…many peoples shall come and say:
Isaiah 2:2-5, NAB
“Come, let us climb the LORD’s mountain,
to the house of the God of Jacob,
that he may instruct us in his ways,
and we may walk in his paths.”
For from Zion shall go forth instruction,
and the word of the LORD from Jerusalem.
He shall judge between the nations,
and impose terms on many peoples.
They shall beat their swords into plowshares
and their spears into pruning hooks;
one nation shall not raise the sword against another,
nor shall they train for war again.
In the Catholic liturgical year, this Advent’s readings began with the book of Isaiah, including a phrase that is among Isaiah’s most evocative: Swords into plowshares.
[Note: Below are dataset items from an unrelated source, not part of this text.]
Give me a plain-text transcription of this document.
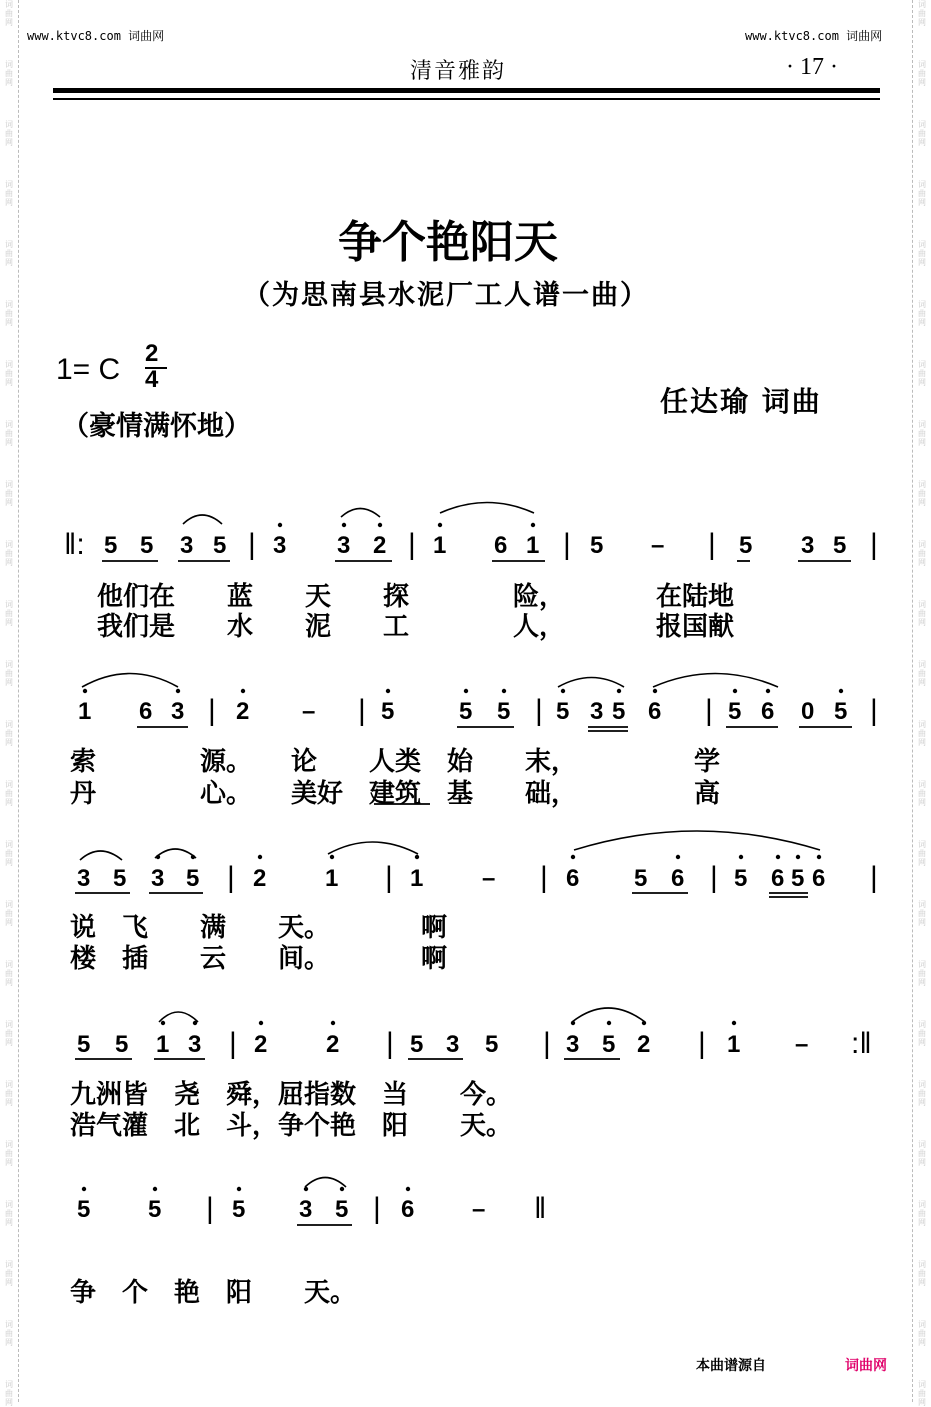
词曲网
词曲网
词曲网
词曲网
词曲网
词曲网
词曲网
词曲网
词曲网
词曲网
词曲网
词曲网
词曲网
词曲网
词曲网
词曲网
词曲网
词曲网
词曲网
词曲网
词曲网
词曲网
词曲网
词曲网
词曲网
词曲网
词曲网
词曲网
词曲网
词曲网
词曲网
词曲网
词曲网
词曲网
词曲网
词曲网
词曲网
词曲网
词曲网
词曲网
词曲网
词曲网
词曲网
词曲网
词曲网
词曲网
词曲网
词曲网
www.ktvc8.com 词曲网	www.ktvc8.com 词曲网
清音雅韵	· 17 ·
争个艳阳天
（为思南县水泥厂工人谱一曲）
1= C 2
4
（豪情满怀地）
任达瑜 词曲
‖: 5 5 3 5 | 3 3 2 | 1 6 1 | 5 – | 5 3 5 |
他们在　　蓝　　天　　探　　　　险，　　　　在陆地
我们是　　水　　泥　　工　　　　人，　　　　报国献
1 6 3 | 2 – | 5	5 5 | 5 3 5 6 | 5 6 0 5 |
索　　　　源。　　论　　人类　始　　末，　　　　　学
丹　　　　心。　　美好　建筑　基　　础，　　　　　高
3 5 3 5 | 2 1 | 1 – | 6 5 6 | 5 6 5 6 |
说　飞　　满　　天。　　　　啊
楼　插　　云　　间。　　　　啊
5 5 1 3 | 2 2 | 5 3 5 | 3 5 2 | 1 – :‖
九洲皆　尧　舜，屈指数　当　　今。
浩气灌　北　斗，争个艳　阳　　天。
5 5 | 5 3 5 | 6 – ‖
争　个　艳　阳　　天。
本曲谱源自	词曲网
The first time I heard those words, I was a child in school, and I read them in an account of a speech by Martin Luther King, Jr. – a speech now known as “I have a dream.” To me, Dr. King’s call to nonviolence practically set to music the words from the book of Isaiah. The message seemed clear to me: beat our swords into plowshares, and peace will follow.
Still later, reading and hearing the whole of the book of Isaiah, I came to realize that my childhood impression of swords-into-plowshares was upside down. Beating swords into plowshares isn’t a first step. It’s a consequence that can only follow from “[C]limbing the Lord’s mountain…[that] we may walk in his paths.”
Sometimes I think pounding away at the swords would be easier. And just in time, Advent is here to nudge me away from that idea, to turn my impressions upside down, and to point me to that mountain I’m supposed to climb.